Yes, but...Think: Find and Filter Everything
This week, Google began testing "Google Base"—a mechanism that will make it easy for content owners to submit content to Google. The newspaper publishers quickly saw it as yet another threat to their classified ad revenues (of course, Google already is a threat to classified ads, particularly local ads—through its Google Local listings, which let you easily type in a location and quickly locate and click-through to hotels, restaurants, dry cleaners, lawyers, etc.).
What Google Base actually does is make it easy for anyone to upload content to Google to search. Instead of waiting for Google to spider your Web site—and only seeing the "outside-the-log-in" content—anyone will be able to post information directly to Google either an item at a time, like a car you want to sell or as a bulk upload. The terms of service for Google Base as reported by blogger Caleb Eggensperger are as follows: “By submitting, posting or displaying Content on or through Google services which are intended to be available to the general public, you grant Google a worldwide, non-exclusive, royalty-free license to reproduce, modify, adapt, publish and otherwise use, with or without attribution such Content on Google services solely for the purpose of displaying, distributing and promoting Google services.”
Note that while Google Base will compete with Craig's List, eBay, and other places that people go to buy and sell things, it's not limited to things that are for sale. It can also be used as a way to upload research you want the world to know about, or data sets you've gathered. The categories for submissions listed so far include: Recipes, Course Schedules, Events and Activities, Housing, Jobs, News and Articles, People Profiles, Products, Reference Articles, Reviews, Services, Travel, Vehicles, and Want Ads. I'm sure that's just a sampling.
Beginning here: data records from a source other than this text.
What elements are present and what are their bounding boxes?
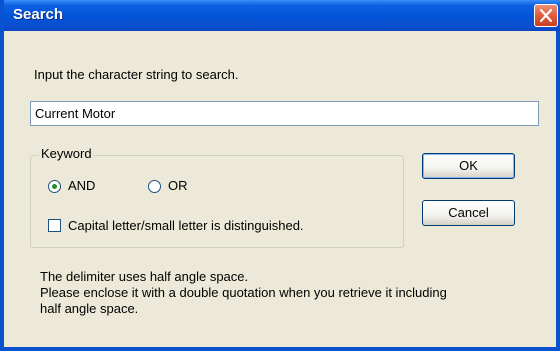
case-sensitive-checkbox[interactable] (48, 219, 61, 232)
or-radio[interactable] (148, 180, 161, 193)
radio-selected-dot (52, 184, 57, 189)
and-radio[interactable] (48, 180, 61, 193)
close-icon (540, 9, 552, 22)
note-line: Please enclose it with a double quotatio… (40, 285, 447, 300)
search-input[interactable] (30, 101, 539, 126)
note-line: The delimiter uses half angle space. (40, 269, 249, 284)
note-line: half angle space. (40, 301, 139, 316)
delimiter-note: The delimiter uses half angle space. Ple… (40, 269, 540, 317)
close-button[interactable] (534, 4, 558, 27)
keyword-group (30, 155, 404, 248)
and-radio-label[interactable]: AND (68, 178, 95, 193)
title-bar[interactable]: Search (4, 0, 560, 31)
case-sensitive-label[interactable]: Capital letter/small letter is distingui… (68, 218, 304, 233)
ok-button[interactable]: OK (422, 153, 515, 179)
cancel-button[interactable]: Cancel (422, 200, 515, 226)
or-radio-label[interactable]: OR (168, 178, 188, 193)
search-prompt-label: Input the character string to search. (34, 67, 239, 82)
keyword-legend: Keyword (39, 146, 94, 161)
window-title: Search (13, 6, 64, 23)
Google's Foray into Sort and Navigation
Here's what I think is really afoot. With Google Base, Google is accomplishing two much-needed goals.
1. An easy way for Google to acquire content legally. By making it easy for anyone to submit information to Google, the company circumvents all copyright protection issues. If I give it to you, you can search and display it. I—the content owner—control what I give you—full text/video/imagery or a description with a pointer. I can choose whether the item described in my Google Base listing is free or for sale. I can let you map it. And, I can tell you what metadata to associate with it and what categories it belongs in. That's where the real magic comes in.
2. An organic metadata/taxonomy creation engine. Google Base will no doubt be an open taxonomy/categorization engine that content contributors will be able to evolve. This will happen in much the same way that the blogging community is evolving the tagging for blog content and RSS feeds. We're weaving the semantic Web, collectively. For example, in the Google Base previews that people have posted, you can sort recipes by "time" and by "price." Presumably you'll also be able to sort by ingredients, fat content, fiber content, and so on. Who will "arbitrate" what categorizations are useful for each topic area? The community at large. I'm presuming that as people add metadata fields and taxonomy categories, others will be able to add those fields/categories to their listings.
The fact that you can sort the results of Google Base listings based on categories of metadata is a really important evolution of the Google search engine. Sorting and navigation have been the Achilles heel of this otherwise tremendously powerful and life-changing resource. As you'll see from this week's research reports, the biggest disadvantage that Google has, when compared with alternative search engines for enterprise use, is its lack of sort and navigation capabilities.